- Date: December 30, 1987
- Season: 1987
- Stadium: Jack Murphy Stadium
- Location: San Diego, California
- MVP: Offensive: Craig Burnett (Wyoming) Defensive: Anthony Wright (Iowa)
- Referee: Pat Flood (Pac-10)
- Halftime show: Marching bands
- Attendance: 61,892
- Payout: US$771,624 per team

United States TV coverage
- Network: ESPN
- Announcers: Jim Kelly, Kevin Kiley and Sharlene Hawkes

= 1987 Holiday Bowl =

The 1987 Holiday Bowl was a college football bowl game played December 30, 1987, in San Diego, California. It was part of the 1987 NCAA Division I-A football season.

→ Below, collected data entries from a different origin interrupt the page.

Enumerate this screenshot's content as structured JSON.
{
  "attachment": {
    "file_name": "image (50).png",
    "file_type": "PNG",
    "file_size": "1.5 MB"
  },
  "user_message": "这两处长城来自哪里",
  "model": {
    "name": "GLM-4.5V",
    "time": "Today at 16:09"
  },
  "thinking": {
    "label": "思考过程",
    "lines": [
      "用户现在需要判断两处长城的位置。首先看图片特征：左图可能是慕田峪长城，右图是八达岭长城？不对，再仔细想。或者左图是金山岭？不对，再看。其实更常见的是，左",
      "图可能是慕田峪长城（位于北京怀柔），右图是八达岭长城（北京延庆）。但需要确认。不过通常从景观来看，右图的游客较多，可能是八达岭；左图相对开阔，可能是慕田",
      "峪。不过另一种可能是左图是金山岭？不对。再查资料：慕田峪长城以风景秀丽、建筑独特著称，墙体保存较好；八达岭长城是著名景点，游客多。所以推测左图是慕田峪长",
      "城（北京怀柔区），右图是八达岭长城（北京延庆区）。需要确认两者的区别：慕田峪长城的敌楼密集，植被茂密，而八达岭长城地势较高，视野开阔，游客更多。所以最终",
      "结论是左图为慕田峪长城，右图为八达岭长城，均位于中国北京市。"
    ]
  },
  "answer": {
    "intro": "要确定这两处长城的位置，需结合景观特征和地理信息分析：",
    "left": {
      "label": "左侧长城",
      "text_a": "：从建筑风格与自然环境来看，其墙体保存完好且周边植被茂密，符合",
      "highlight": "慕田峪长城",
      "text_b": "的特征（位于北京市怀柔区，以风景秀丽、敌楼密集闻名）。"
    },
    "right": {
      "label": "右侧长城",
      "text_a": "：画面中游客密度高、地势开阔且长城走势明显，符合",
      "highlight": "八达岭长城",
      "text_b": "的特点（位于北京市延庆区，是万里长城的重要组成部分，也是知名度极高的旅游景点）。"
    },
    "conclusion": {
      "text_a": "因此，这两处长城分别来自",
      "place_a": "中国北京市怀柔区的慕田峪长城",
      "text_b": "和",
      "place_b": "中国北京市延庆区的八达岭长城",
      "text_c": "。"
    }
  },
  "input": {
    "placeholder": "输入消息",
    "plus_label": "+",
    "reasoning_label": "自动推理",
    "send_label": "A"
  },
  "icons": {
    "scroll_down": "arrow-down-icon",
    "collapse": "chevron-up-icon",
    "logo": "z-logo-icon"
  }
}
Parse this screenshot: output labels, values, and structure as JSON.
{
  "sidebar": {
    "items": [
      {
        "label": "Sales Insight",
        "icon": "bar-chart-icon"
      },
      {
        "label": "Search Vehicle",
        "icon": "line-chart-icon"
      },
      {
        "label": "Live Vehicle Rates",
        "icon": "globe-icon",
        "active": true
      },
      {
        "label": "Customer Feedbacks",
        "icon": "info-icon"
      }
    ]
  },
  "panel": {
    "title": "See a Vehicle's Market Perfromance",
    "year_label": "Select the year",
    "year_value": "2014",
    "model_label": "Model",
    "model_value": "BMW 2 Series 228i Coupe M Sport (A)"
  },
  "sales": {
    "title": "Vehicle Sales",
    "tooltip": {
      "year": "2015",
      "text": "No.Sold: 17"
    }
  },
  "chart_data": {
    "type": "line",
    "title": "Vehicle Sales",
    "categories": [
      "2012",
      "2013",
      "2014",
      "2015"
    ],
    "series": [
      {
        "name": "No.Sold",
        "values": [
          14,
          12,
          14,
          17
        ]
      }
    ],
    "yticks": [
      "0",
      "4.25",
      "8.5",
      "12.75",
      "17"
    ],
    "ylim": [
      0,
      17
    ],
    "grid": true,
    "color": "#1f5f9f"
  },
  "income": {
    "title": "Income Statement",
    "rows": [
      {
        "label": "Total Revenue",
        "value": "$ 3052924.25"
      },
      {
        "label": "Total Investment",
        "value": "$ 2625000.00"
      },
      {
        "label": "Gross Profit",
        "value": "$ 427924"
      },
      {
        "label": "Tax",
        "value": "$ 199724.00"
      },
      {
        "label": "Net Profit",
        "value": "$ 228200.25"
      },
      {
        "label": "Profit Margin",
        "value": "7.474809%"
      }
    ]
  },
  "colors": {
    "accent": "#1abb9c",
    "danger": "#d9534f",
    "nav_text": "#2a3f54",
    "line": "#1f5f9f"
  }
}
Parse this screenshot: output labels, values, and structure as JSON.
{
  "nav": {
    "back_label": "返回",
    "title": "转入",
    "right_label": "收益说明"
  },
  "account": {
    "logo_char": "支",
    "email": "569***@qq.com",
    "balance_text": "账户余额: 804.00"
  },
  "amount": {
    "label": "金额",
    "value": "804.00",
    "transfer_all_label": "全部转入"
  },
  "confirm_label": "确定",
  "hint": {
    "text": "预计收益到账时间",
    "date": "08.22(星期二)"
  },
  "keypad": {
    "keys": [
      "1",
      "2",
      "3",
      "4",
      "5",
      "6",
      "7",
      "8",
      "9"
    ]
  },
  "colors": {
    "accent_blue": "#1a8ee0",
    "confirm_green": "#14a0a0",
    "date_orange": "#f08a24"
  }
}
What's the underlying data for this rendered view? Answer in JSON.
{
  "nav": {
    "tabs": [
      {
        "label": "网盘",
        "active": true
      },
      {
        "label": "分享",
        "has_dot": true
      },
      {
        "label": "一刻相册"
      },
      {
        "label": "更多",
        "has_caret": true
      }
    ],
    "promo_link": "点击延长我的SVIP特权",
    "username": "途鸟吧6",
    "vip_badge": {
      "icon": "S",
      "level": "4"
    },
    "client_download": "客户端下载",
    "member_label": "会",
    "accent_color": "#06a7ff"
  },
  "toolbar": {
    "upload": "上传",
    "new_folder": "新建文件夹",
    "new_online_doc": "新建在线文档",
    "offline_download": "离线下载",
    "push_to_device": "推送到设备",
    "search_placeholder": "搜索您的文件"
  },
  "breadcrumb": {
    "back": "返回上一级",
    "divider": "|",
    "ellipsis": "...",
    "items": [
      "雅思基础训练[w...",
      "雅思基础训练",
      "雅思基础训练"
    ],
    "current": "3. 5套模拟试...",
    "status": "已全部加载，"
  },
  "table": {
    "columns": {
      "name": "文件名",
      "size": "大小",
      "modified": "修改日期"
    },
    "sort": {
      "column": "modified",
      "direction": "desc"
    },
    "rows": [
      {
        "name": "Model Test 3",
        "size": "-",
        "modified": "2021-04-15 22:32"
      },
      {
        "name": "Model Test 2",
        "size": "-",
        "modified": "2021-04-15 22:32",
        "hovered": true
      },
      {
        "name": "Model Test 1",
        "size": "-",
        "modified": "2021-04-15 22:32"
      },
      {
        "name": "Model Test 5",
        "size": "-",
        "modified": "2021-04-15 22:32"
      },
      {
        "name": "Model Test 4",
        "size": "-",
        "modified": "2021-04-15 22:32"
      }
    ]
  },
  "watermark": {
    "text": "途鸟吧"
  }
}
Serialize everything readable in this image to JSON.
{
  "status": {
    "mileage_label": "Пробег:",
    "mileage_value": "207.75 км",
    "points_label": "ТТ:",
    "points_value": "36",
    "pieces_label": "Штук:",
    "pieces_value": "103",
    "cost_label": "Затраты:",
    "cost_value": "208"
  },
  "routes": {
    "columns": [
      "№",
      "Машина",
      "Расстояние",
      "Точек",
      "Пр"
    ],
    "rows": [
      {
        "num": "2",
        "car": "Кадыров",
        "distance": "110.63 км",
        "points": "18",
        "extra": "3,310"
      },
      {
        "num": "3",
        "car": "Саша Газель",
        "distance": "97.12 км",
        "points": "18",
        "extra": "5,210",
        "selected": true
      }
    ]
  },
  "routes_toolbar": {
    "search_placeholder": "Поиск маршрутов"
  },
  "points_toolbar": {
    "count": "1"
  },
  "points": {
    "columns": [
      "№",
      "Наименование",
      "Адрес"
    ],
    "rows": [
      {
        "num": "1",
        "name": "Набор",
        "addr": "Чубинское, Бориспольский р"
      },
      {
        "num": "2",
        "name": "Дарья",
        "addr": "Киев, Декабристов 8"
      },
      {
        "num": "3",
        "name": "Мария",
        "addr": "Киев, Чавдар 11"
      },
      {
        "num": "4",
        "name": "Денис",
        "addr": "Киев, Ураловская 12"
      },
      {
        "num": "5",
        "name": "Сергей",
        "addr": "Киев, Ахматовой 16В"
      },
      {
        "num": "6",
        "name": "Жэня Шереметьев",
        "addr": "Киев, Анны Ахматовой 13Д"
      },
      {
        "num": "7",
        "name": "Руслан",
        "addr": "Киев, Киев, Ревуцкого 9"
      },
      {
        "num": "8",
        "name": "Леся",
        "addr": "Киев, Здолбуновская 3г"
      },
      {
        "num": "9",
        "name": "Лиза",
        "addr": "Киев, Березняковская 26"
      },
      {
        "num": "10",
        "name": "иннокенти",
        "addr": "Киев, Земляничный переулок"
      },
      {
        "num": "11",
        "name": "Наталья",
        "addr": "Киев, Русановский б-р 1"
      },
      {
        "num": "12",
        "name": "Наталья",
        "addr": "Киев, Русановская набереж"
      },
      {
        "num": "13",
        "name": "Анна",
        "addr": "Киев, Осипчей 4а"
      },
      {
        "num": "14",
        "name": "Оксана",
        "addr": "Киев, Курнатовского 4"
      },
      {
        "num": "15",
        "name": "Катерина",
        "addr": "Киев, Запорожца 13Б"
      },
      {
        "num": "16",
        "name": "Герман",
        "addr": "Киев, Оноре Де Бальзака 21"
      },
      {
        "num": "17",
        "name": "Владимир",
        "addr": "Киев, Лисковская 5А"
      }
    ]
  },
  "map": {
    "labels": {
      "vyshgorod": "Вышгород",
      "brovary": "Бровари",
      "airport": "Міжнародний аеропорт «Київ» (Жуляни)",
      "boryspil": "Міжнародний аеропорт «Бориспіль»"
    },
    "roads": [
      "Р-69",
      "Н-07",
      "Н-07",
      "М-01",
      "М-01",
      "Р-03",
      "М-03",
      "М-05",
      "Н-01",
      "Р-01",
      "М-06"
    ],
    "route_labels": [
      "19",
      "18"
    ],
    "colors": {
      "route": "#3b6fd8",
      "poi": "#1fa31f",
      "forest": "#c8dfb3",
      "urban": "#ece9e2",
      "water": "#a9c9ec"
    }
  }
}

It featured the 18th-ranked Iowa Hawkeyes and the 10–2 Wyoming Cowboys.

==Scoring summary==
Wyoming placekicker Greg Worker kicked field goals of 43 and 38 yards as the Cowboys jumped out to an early 6–0 lead. Quarterback Craig Burnett found James Loving for a 15-yard touchdown, and Wyoming doubled its lead to 12–0 at the end of 1 quarter. In the second quarter, Iowa blocked a punt and ran it back 10 yards for a touchdown, making it 12–7 Wyoming. Wyoming's Gerald Abraham scored on a 3-yard rushing touchdown, to give Wyoming a 19–7 halftime lead.

In the fourth quarter, Iowa's Wright intercepted a Wyoming pass, and returned it 33 yards for a touchdown, cutting the margin to 19–14. David Hudson scored on a 1-yard touchdown run, capping an 86-yard drive. The two-point conversion attempt failed, but Iowa still had a 20–19 lead. They were able to hold on for the win.